If you’re prone to premature ejaculation, take care of her orally or with a toy. I’m very understanding if I don’t orgasm with a man through intercourse as long as he’s made sure I've had an orgasm through other means. If not, it’s unacceptable. My expectations are high. I expect two orgasms for every one I give him, though five-to-one is ideal. But this is about intention, not numbers. At some point you have to take responsibility for your own sexuality and sexual pleasure.

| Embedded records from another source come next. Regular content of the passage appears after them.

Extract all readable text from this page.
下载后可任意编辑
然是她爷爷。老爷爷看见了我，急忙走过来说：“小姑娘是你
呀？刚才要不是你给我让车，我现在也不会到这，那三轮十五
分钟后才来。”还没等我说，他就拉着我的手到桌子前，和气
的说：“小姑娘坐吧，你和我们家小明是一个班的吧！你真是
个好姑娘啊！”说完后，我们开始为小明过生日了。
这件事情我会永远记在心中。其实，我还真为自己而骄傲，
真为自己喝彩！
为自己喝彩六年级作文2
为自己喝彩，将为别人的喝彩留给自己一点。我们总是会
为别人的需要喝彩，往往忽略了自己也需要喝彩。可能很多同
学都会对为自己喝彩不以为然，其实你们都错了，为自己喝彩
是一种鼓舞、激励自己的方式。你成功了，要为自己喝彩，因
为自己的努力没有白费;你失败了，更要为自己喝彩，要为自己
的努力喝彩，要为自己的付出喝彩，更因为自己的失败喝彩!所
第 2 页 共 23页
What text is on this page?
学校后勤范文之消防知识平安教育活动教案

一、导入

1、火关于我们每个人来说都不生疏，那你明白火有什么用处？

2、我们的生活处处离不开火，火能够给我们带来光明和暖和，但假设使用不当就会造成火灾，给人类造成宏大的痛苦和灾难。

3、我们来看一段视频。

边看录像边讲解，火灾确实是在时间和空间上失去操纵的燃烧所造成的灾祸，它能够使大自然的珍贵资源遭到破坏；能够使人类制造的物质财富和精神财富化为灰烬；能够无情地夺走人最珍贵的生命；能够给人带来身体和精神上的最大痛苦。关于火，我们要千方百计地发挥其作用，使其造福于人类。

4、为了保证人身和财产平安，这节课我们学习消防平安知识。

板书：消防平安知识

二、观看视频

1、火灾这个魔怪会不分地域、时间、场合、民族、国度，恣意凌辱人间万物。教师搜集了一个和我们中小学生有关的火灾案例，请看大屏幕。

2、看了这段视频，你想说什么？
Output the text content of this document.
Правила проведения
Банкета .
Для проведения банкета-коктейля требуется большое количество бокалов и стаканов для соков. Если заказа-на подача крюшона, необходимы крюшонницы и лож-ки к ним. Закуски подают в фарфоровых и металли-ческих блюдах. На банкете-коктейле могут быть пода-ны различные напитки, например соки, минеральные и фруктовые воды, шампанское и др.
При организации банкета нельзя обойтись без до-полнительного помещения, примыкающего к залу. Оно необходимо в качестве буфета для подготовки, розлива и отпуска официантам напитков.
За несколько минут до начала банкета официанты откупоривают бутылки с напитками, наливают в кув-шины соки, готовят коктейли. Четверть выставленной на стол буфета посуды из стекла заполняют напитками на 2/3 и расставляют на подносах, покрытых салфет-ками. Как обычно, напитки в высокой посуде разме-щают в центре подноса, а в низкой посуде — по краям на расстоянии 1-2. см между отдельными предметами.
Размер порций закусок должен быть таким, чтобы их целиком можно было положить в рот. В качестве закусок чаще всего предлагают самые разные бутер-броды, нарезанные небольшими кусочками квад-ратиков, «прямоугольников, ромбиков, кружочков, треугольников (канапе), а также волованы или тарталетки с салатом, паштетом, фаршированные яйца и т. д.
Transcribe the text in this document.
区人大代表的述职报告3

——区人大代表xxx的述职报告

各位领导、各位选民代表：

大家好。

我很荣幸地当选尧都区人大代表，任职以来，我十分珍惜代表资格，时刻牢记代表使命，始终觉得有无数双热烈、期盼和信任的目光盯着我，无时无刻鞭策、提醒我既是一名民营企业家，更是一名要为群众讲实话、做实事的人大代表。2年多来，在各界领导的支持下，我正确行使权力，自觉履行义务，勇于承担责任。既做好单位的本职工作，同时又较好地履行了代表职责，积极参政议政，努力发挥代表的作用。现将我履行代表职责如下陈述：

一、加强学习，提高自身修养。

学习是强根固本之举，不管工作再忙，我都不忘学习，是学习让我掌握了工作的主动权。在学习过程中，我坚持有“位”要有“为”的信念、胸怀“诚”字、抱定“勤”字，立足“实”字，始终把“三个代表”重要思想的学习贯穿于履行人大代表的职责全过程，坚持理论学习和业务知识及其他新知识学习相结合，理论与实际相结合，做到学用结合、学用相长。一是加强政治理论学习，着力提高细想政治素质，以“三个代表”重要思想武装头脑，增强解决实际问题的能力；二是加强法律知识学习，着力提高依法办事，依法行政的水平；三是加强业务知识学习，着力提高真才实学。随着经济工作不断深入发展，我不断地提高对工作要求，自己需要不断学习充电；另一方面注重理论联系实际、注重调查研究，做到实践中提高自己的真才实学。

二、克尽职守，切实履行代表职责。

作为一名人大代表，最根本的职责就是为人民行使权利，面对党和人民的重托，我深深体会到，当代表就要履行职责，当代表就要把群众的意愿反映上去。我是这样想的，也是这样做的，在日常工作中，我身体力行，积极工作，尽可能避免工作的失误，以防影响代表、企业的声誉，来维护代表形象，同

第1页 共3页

Orgasms are (or should be) the cherry on top of the sexual experience, not the goal. Despite my own high standards, sex is about intimately connecting with someone first and climaxing second. Sometimes a man won’t climax. Sometimes a woman won’t. It’s okay. What’s not okay is being selfish in bed. If we have problems in the bedroom, it’s probably because we’re in our heads about it when we should just let it be. It’s sex. We’ve been doing it successfully for thousands of years. Sure, it's easy to pass the blame on men, but women not doing anything about it certainly doesn't help things.
And to the rare men who are still selfish lovers in 2017: You are less of a man for not caring enough to make a woman climax. It's embarrassing. To the ladies, I’ll say this: Take charge of your orgasm. And instead of faking it, gather the courage to say, "Be willing to learn—or get the hell out of my bed."